The order, issued over a series of 45 consecutive tweets, not only requires that all persons refrain from criticizing the President, but requires that affirmative compliments be issued, at least once daily, by anyone who has reached the age of vocalization. The preferred media for daily praise of the President is via Twitter or Facebook, but exemptions will be granted to people living in shithole countries that might lack internet access. A special White House Hotline will be set up for those who cannot use a computer, to leave voicemails expressing admiration for the President. The President promises to spend at least six hours per day basking in the recorded worship.

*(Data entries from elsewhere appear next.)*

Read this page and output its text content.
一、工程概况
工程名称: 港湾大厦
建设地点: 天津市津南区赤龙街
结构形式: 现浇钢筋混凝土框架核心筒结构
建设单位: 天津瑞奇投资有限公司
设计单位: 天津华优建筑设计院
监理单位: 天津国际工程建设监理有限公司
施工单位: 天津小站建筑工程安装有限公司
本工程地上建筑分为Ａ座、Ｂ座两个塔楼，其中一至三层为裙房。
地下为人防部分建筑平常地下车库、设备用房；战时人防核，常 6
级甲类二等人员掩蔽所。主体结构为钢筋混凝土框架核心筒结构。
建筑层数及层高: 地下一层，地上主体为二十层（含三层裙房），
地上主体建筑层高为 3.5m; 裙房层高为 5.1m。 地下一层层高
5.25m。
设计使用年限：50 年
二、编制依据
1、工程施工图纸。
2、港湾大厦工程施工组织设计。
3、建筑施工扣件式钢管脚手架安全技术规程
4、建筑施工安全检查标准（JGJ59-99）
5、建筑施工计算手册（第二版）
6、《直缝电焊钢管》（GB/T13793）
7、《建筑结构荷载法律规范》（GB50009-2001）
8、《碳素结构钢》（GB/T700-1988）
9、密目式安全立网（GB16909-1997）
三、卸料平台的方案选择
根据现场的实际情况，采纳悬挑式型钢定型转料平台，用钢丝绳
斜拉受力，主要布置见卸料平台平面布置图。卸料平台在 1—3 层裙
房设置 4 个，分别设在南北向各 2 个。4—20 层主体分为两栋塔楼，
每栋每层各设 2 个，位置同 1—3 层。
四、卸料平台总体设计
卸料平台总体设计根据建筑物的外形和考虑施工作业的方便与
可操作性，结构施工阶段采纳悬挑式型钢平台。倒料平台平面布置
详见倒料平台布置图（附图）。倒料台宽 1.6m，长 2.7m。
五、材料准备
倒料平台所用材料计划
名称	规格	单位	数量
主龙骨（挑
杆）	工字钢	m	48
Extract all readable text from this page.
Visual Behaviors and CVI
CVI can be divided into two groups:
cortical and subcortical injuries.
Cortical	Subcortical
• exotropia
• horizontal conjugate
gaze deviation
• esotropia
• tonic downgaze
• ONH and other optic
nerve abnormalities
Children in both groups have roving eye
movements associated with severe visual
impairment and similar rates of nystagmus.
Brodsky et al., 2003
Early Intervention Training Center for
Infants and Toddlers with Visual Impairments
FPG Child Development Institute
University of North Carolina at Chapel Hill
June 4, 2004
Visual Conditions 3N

Preferred areas of emphasis are on the President’s stable genius, Adonis-like exquisiteness, or renowned sexual prowess. It is specifically requested that blessings avoid reference to President Trump’s fondness for convenience foods, his orange hue, or the diameter of his hands, even if referred to in a complimentary manner. Also, expressions of sympathy for the unfair treatment of President Trump, such as comparisons to Jesus and Lincoln, are allowed in lieu of direct praise. The order also suggests veneration for the the President’s protection of our First Amendment rights, and is followed by an appendix of financial penalties and imprisonment for violations.
This reporter adds, on a personal note, that I kneel and thank the Lord every day for bringing this Savior to the Earth. Look for my follow-up tweets daily until November 3rd.